Playwright: Peter Shaffer
At: Hypocrites at Athenaeum, 2936 N. Southport
Phone: (312) 902-1500; $15-$20
Runs through: Nov. 21
After spending so much of my free time in theaters over the past five years, I treasure the words, '90 minutes, no intermission.' I treasure them not only because it means I will have a bit of personal time left in my evening, but also because when a production goes over the two-hour mark, it's often because its ponderous and self-indulgent, the result of a playwright or director too in love with his or her work to think of cutting anything.
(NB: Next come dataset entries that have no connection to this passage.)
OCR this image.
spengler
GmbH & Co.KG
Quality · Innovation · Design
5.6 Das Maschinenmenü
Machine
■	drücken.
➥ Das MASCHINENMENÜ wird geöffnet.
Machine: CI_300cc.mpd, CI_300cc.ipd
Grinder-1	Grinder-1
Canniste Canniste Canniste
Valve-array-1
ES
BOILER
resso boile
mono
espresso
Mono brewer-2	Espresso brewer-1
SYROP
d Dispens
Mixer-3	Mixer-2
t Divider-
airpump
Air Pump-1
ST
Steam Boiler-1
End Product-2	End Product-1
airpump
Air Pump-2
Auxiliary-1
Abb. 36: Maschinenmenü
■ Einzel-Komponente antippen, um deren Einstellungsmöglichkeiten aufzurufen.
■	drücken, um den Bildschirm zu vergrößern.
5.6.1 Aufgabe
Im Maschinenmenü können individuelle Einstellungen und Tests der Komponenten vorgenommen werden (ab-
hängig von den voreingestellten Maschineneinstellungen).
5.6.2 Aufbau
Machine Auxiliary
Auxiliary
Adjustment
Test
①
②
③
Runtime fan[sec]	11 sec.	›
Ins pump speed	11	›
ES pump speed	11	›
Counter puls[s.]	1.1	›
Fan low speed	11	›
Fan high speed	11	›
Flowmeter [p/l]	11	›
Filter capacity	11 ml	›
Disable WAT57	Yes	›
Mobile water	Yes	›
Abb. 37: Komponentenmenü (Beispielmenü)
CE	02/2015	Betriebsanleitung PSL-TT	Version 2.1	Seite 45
Thankfully, The Hypocrites' powerful and compelling production of Peter Shaffer's Tony-award winning play, clocking in at around 2-1/2 hours, is not a minute too long. This is a play and a production (with spirited direction from the inspired mind of one of Chicago's most exciting young directors, Sean Graney) that does superbly what all good theater should do: grabs you in its clutches and refuses to let go. You forget about time. It achieves this feat by giving you a deeply engaging story, characters you can care about (even ones that have done reprehensible things), and a lot to think about after you leave the theater.
By now, Shaffer's psychological tale of a boy who has inexplicably blinded a stable full of horses and the psychiatrist who unearths the disturbing rationale behind this atrocity is fairly well known, in part because of a 1977 film version starring Richard Burton and Peter Firth, and because of its sensational subject matter. Because this is a sensational story and because, on close reflection, it does have its flaws (the therapy scenes which comprise a big portion of the play are formulaic in their rhythm of build up, revelation, and catharsis that all come a bit too easily), it's important that its production be put in the care of highly creative people. Happily, the Hypocrites have more than earned that mantle, and they continue to do so with Equus. One is so engaged in the story and the fine performances (mainly from Geoff Button as Alan, the boy at the center of the story, Halena Kays a young girl who ignites Alan's passions in more ways than one, and Karin McKie as Alan's beleaguered mother, Dora), that let us see into the hearts and souls of these flawed, but very human characters. J.B. Waterman is the 'lead horse', Nugget, in the show's sextet of horses and its to Graney and his actors' credit that these human horses are never self conscious or hokey (which they could be in lesser hands), but sexually charged representations of equine grace and power. We understand, from the chorus's fine work, Alan's confused sexual attraction and his quasi-religious worship of the animals. In the role of psychiatrist Martin Dysart, Kurt Ehrmann does solid work, although he could turn down the intensity in spots (only in spots), so that he would have a fuller connection with the other actors on stage (he sometimes employed a faraway, thoughtful look when he should have been reacting to whoever was on stage with him). Minor quibble, though. Ehrmann makes logical choices to making an emotionally charged part real and understandable. It is the psychiatrist's questioning of the good he actually does with a case like Alan's and how the case reflects his own life that form the basis of the play and allows its central metaphor (about the value of normalcy in a world where true artistry and passion are in too short supply) to spring elegantly from the boards.
The Hypocrites really deliver here, giving us a show that resonates with intelligence and sparkles with creativity. It's one of those 'don't miss' occasions people like me don't often enough get the chance to champion.